I just want to talk a little about Happiness.
I have made the most conscious choices in my life in the past 3 weeks. I have been choosing happiness. I've actually been preparing for this for a while now.
Practicing smiling in airports. Practicing accepting and resolving bad news. Practicing accepting and dismissing snarky emails... just overall practicing letting things be light, and letting happiness into my heart quicker and quicker.
But truth be told, this is a fairly new concept to me. I always felt and believed and had been taught that happiness was a choice, but for various reasons it never felt like it was an option that was available to me. Because I had been broken, or unwanted, or didn't belong, or unloved. Being happy wasn't in the cards for me. I could arrange happiness in other people's lives, and did, but I would not be granted the same gifts, because someone wasn't giving me that same gift, or I was unworthy to receive it.
Then a light went off.
I have been a victim to unhappiness for the better part of my life. Things have happened to me. I was not a lucky one. Bad things continue to happen to me, because that's all I have ever known. And although I believe that there is some truth to that, I felt like, but didn't know how to put my finger on the fact that I was perpetuating that. I was in a way choosing for good things not to happen, to be unlucky, to not get picked, to not be as happy as the people I helped be happy. I think some weird twisted part of that, in our most unhealthy victimized state, sort of relishes the fact that our lives are hard. Poor Lizzy. She has so much going for her, and yet she's so sad. I wish she could find someone, I wish that she could be pleased with what she has accomplished. But it wasn't enough. Nothing I could ever do or print or perform or give would be enough. I'd always felt that I was too much in so many ways, and just not enough in the ways that mattered.
I just don't buy it anymore, and I want to banish that sliver of self that would ever allow me to fall back on pity for anything in my life. Or what I don't have. Or have not accomplished. Or that I am in some way not enough.
More now than ever, I see my life for what it is. A Gift. No one owes me anything. I don't expect anything, and every good thing is a gift, a bonus, a buoy. So everyday I am waking up and choosing to be happy.
And what is so amazing, is how incredibly easy it is. I except all responsibilities for my actions. I except all trials (or contrast) as an opportunity. And when you decide to choose, things do not just happen to you. You see your way in and out of situations with a different perspective. What put me here? How will I choose to deal with this? What will I do when something like this comes along again. How many minutes before I can let this go and be happy again...

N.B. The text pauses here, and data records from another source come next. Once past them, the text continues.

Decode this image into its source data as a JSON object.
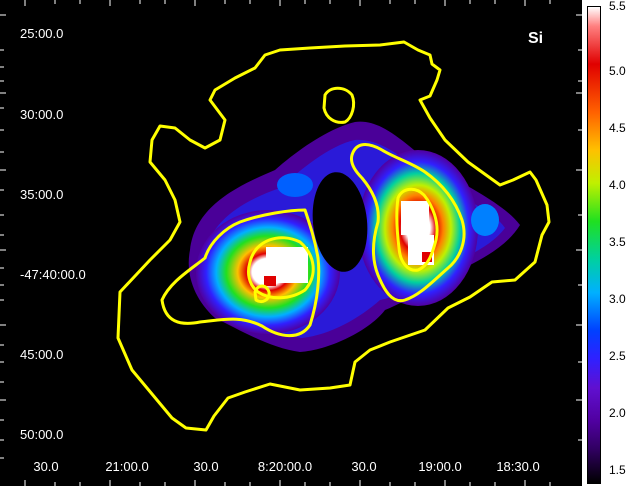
{
  "element_label": "Si",
  "dec_labels": [
    "25:00.0",
    "30:00.0",
    "35:00.0",
    "-47:40:00.0",
    "45:00.0",
    "50:00.0"
  ],
  "ra_labels": [
    "30.0",
    "21:00.0",
    "30.0",
    "8:20:00.0",
    "30.0",
    "19:00.0",
    "18:30.0"
  ],
  "colorbar_labels": [
    "5.5",
    "5.0",
    "4.5",
    "4.0",
    "3.5",
    "3.0",
    "2.5",
    "2.0",
    "1.5"
  ],
  "contour_color": "#ffff00",
  "colormap": [
    "#000000",
    "#5000a0",
    "#3020ff",
    "#00b0ff",
    "#20e020",
    "#ffc000",
    "#e00000",
    "#ffffff"
  ]
}
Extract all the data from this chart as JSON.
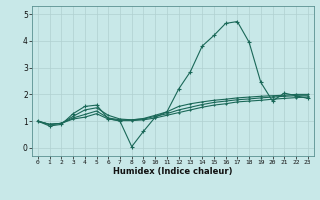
{
  "title": "",
  "xlabel": "Humidex (Indice chaleur)",
  "bg_color": "#c8e8e8",
  "grid_color": "#b0d0d0",
  "line_color": "#1a6858",
  "xlim": [
    -0.5,
    23.5
  ],
  "ylim": [
    -0.3,
    5.3
  ],
  "xticks": [
    0,
    1,
    2,
    3,
    4,
    5,
    6,
    7,
    8,
    9,
    10,
    11,
    12,
    13,
    14,
    15,
    16,
    17,
    18,
    19,
    20,
    21,
    22,
    23
  ],
  "yticks": [
    0,
    1,
    2,
    3,
    4,
    5
  ],
  "series_main": [
    1.0,
    0.82,
    0.88,
    1.28,
    1.55,
    1.6,
    1.1,
    1.0,
    0.05,
    0.62,
    1.15,
    1.35,
    2.2,
    2.85,
    3.8,
    4.2,
    4.65,
    4.72,
    3.95,
    2.45,
    1.75,
    2.05,
    1.95,
    1.85
  ],
  "series_a": [
    1.0,
    0.88,
    0.92,
    1.08,
    1.15,
    1.28,
    1.08,
    1.02,
    1.02,
    1.05,
    1.12,
    1.22,
    1.32,
    1.42,
    1.52,
    1.6,
    1.65,
    1.72,
    1.75,
    1.78,
    1.82,
    1.85,
    1.88,
    1.9
  ],
  "series_b": [
    1.0,
    0.88,
    0.92,
    1.12,
    1.25,
    1.38,
    1.12,
    1.05,
    1.05,
    1.08,
    1.18,
    1.28,
    1.42,
    1.52,
    1.62,
    1.7,
    1.75,
    1.8,
    1.83,
    1.87,
    1.9,
    1.93,
    1.95,
    1.95
  ],
  "series_c": [
    1.0,
    0.88,
    0.92,
    1.18,
    1.42,
    1.5,
    1.22,
    1.08,
    1.05,
    1.1,
    1.22,
    1.35,
    1.55,
    1.65,
    1.72,
    1.78,
    1.82,
    1.87,
    1.9,
    1.93,
    1.95,
    1.97,
    2.0,
    2.0
  ],
  "markersize": 1.8,
  "linewidth": 0.8
}
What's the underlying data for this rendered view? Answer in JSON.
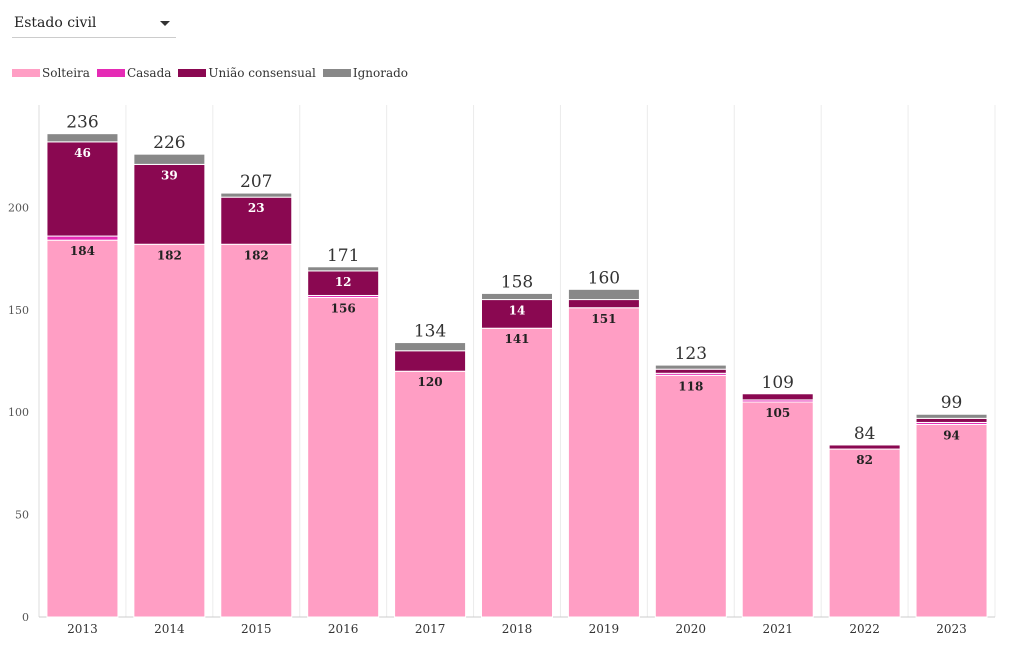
{
  "filter": {
    "selected": "Estado civil",
    "icon": "caret-down-icon"
  },
  "legend": [
    {
      "label": "Solteira",
      "color": "#ff9ec4"
    },
    {
      "label": "Casada",
      "color": "#e52bb5"
    },
    {
      "label": "União consensual",
      "color": "#8a0851"
    },
    {
      "label": "Ignorado",
      "color": "#888888"
    }
  ],
  "chart_data": {
    "type": "bar",
    "stacked": true,
    "categories": [
      "2013",
      "2014",
      "2015",
      "2016",
      "2017",
      "2018",
      "2019",
      "2020",
      "2021",
      "2022",
      "2023"
    ],
    "series": [
      {
        "name": "Solteira",
        "color": "#ff9ec4",
        "values": [
          184,
          182,
          182,
          156,
          120,
          141,
          151,
          118,
          105,
          82,
          94
        ],
        "labels": [
          "184",
          "182",
          "182",
          "156",
          "120",
          "141",
          "151",
          "118",
          "105",
          "82",
          "94"
        ]
      },
      {
        "name": "Casada",
        "color": "#e52bb5",
        "values": [
          2,
          0,
          0,
          1,
          0,
          0,
          0,
          1,
          1,
          0,
          1
        ],
        "labels": [
          "",
          "",
          "",
          "",
          "",
          "",
          "",
          "",
          "",
          "",
          ""
        ]
      },
      {
        "name": "União consensual",
        "color": "#8a0851",
        "values": [
          46,
          39,
          23,
          12,
          10,
          14,
          4,
          2,
          3,
          2,
          2
        ],
        "labels": [
          "46",
          "39",
          "23",
          "12",
          "",
          "14",
          "",
          "",
          "",
          "",
          ""
        ]
      },
      {
        "name": "Ignorado",
        "color": "#888888",
        "values": [
          4,
          5,
          2,
          2,
          4,
          3,
          5,
          2,
          0,
          0,
          2
        ],
        "labels": [
          "",
          "",
          "",
          "",
          "",
          "",
          "",
          "",
          "",
          "",
          ""
        ]
      }
    ],
    "totals": [
      "236",
      "226",
      "207",
      "171",
      "134",
      "158",
      "160",
      "123",
      "109",
      "84",
      "99"
    ],
    "y_ticks": [
      "0",
      "50",
      "100",
      "150",
      "200"
    ],
    "ylim": [
      0,
      250
    ],
    "grid": "vertical",
    "legend_position": "top-left"
  }
}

There is no more beating myself up. There is no more dwelling on things that were. I am no longer hiding from anything. For me, those things have become indulgent. And I can longer afford such a sick luxury. There are real boundaries that protect me and this space. Not walls. But the amazing thing is, is that when you are choosing to be happy, and you are making healthy choices, and you are not beating yourself up, then all of the bad choices, and the dark places, and the things that would cause you grief, seem to melt away, and you stop choosing them. You stop choosing to let them be the things that makes you up. Whether it be abusive damaging people, situations, fear, sadness, judging others, or a million other things; you release it all. You stop carrying things with you that just don't matter anymore. You look brightly to what is to come. You anticipate greatness in yourself and the people around you. You allow the good and the happy to be what you carry instead, and it's like a balloon tied to your wrist. And no one gets to take it away from you. And it's not going anywhere, unless you cut that string. And if you would do that, cut that string, please acknowledge why. Address it, let it go, and be happy again.
The most beautiful thing about all of it though, is the longer you sit with this, and choose it, the more natural it is, and happiness doesn't seem like a conscious choice anymore, it's just who you are. It's also vital that you have or find people around you that can help you build this consciousness. I have found these people in my life, and also I am so grateful to say that my dear family is getting on board and we are sailing forward together.
I was standing in my kitchen last night, eating some brussel sprouts, putting away some dishes, and like a gift from a sponsor in the Hunger Games, a little package with a parachute fell into my hands, and told me
I'm enough.
I always have been, I just know it now.